Data is randomly divided into 5 subsets. After a sample has been placed in a subset, no more samples will be placed into that subset until every other subset has had a sample added to it. Since the data is already sorted by the class of the sample, this guarantees that each subset will have an equal amount of samples and an equal distribution of classes within those samples. The model has one hidden layer using sigmoid activation function and an output layer with three neurons using softmax activation function. Weights are initialized to random uniform values in the range (-1/sqrt(n), 1/sqrt(n)), with n being the number of inputs to those weights. This ensures that each neuron in the next layer has a value around 1 when those weights are propagated forward. Each iteration of the 5-fold cross validation ends when an accuracy of 1.0 is reached on the testing set or when the validation error begins increasing. 

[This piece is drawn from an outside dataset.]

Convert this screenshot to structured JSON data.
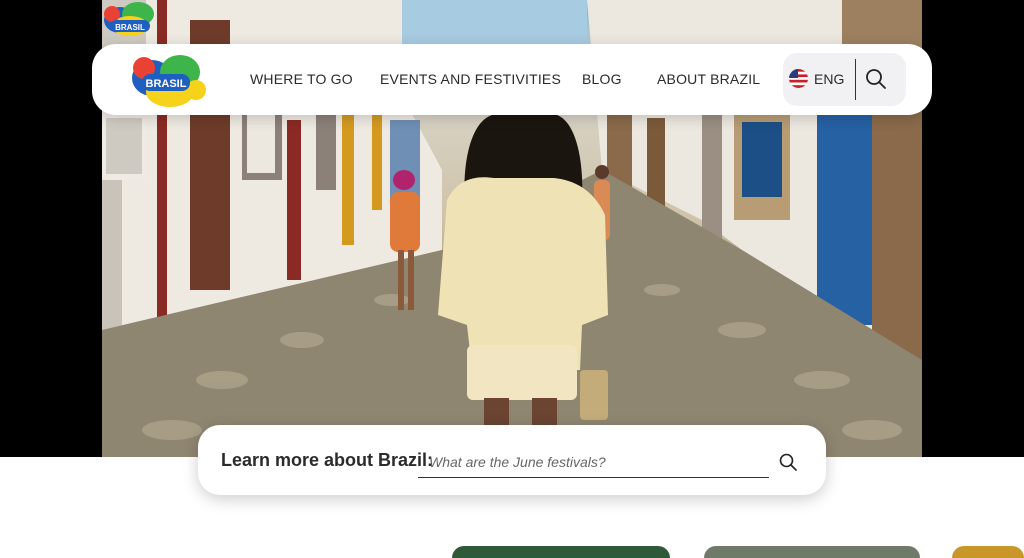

The model performed very well using cross validation. It converged quickly to an accuracy of 1.0 on most randomized testing sets and reached a high accuracy on the others. 3 hidden neurons generally performed the best, leading to higher accuracies in fewer epochs. Higher numbers of hidden neurons could reach similar accuracies but required lower learning rates and more iterations. Learning rates of .25 generally lead to the best balance of error and number of iterations. Performance of the model steeply declined as the learning rate was increased to .65. The model performed significantly better than the expected .333 accuracy of the random baseline model, with the highest average accuracies reaching .994 on the testing sets.